Polisi Amankan 2 Bus Rombongan Diduga Massa Aksi 22 Mei di Tol Madiun

Kapolres Madiun AKBP Ruruh Wicaksono berbincang dengan massa yang akan berangkat ke Jakarta di GOR Tunggal Panaluan Polres Madiun, Selasa (21/5 - 2019). (Madiunpos.com/AbdulJalil)
21 Mei 2019 13:05 WIB Abdul Jalil Madiun Share :

Madiunpos.com, MADIUN -- Aparat Polres Madiun mengamankan dua bus yang diduga mengangkut massa aksi 22 Mei di rest area KM 626 Saradan Tol Nganjuk-Madiun, Selasa (21/5/2019) sekitar pukul 01.30 WIB. Jumlah orang yang ikut dua bus itu ada sebanyak 87 orang.

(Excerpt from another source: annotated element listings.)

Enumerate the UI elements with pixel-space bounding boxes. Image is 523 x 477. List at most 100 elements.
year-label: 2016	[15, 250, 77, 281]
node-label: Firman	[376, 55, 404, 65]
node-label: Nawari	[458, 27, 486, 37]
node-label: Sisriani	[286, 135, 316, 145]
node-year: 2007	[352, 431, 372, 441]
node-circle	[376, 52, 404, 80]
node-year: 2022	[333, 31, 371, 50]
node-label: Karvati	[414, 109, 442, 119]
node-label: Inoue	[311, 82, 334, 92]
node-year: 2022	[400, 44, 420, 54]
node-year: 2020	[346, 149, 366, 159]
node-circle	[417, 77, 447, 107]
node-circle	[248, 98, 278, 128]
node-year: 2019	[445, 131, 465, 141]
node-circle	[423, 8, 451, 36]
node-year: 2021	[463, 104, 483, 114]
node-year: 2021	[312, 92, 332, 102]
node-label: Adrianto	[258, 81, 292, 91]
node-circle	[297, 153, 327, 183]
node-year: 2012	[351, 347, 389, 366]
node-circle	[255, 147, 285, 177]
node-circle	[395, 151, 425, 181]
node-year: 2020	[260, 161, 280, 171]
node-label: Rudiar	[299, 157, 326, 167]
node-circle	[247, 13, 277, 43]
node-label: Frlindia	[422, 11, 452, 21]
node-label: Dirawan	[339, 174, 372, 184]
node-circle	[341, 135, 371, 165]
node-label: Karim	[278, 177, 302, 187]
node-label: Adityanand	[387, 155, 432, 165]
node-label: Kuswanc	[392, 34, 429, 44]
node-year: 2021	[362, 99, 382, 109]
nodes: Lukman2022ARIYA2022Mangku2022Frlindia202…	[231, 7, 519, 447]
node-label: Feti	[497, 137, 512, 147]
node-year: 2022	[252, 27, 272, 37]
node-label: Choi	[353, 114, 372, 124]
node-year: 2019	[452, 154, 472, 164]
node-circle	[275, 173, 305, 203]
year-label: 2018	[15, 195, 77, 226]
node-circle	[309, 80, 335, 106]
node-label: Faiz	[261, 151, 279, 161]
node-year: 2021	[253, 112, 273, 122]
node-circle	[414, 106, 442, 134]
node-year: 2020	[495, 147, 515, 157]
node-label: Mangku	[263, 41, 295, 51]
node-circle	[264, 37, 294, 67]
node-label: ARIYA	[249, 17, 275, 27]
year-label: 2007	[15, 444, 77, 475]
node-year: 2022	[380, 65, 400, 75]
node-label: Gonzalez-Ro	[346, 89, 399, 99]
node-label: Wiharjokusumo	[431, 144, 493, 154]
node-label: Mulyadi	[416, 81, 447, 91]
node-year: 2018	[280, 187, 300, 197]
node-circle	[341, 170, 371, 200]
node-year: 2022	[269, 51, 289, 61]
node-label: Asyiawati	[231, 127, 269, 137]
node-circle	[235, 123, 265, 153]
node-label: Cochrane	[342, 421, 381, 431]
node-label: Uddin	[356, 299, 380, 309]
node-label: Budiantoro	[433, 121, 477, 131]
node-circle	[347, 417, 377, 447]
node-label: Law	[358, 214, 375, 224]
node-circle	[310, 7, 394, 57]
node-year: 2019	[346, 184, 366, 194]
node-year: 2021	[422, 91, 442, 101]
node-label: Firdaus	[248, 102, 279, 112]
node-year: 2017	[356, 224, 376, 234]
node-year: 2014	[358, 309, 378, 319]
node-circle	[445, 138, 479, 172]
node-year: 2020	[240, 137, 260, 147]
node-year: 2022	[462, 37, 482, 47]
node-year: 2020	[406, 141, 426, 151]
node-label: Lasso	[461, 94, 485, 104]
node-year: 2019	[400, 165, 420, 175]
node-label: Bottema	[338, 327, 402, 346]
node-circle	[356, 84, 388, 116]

Mereka kemudian dibawa ke Mapolres Madiun untuk menjalani pendataan.

Kapolres Madiun, AKBP Ruruh Wicaksono, mengatakan aparat kepolisian beserta TNI melakukan pemeriksaan kendaraan di Jalan Tol Madiun-Nganjuk. Saat itu ada dua bus yang masuk ke rest area KM 626 Saradan.

Selanjutnya petugas memeriksa dua bus yang ditumpangi 87 orang tersebut. Saat dilakukan pemeriksaan, mereka menyampaikan akan berangkat ke Jakarta.

"Saat kita lakukan pengecekan. Mereka akan ke Jakarta. Tapi alasannya tidak jelas," kata Ruruh di Mapolres Madiun.

Dari pemeriksaan yang dilakukan, petugas menemukan sejumlah dokumen berupa fotokopi C1 dari beberapa kecamatan. Ada yang dari Blitar, Tulungagung, dan Madiun.

"Kami juga mengecek KTP mereka. Ternyata mereka akan bergabung di Jakarta untuk kegiatan aksi 22 Mei," ujar dia.

Puluhan orang ini berasal dari berbagai daerah seperti dari Probolinggo, Pulau Madura, dan Surabaya.

Ruruh menyampaikan saat ini masih menjalani pemeriksaan dan petugas masih mengorek informasi. Bagaimana proses puluhan orang ini berkumpul, di mana titik kumpulnya, dan siapa koordinatornya.

"Intinya kami ingin mengatahui bagaimana proses mobilisasi massa untuk berangkat ke Jakarta," jelas dia.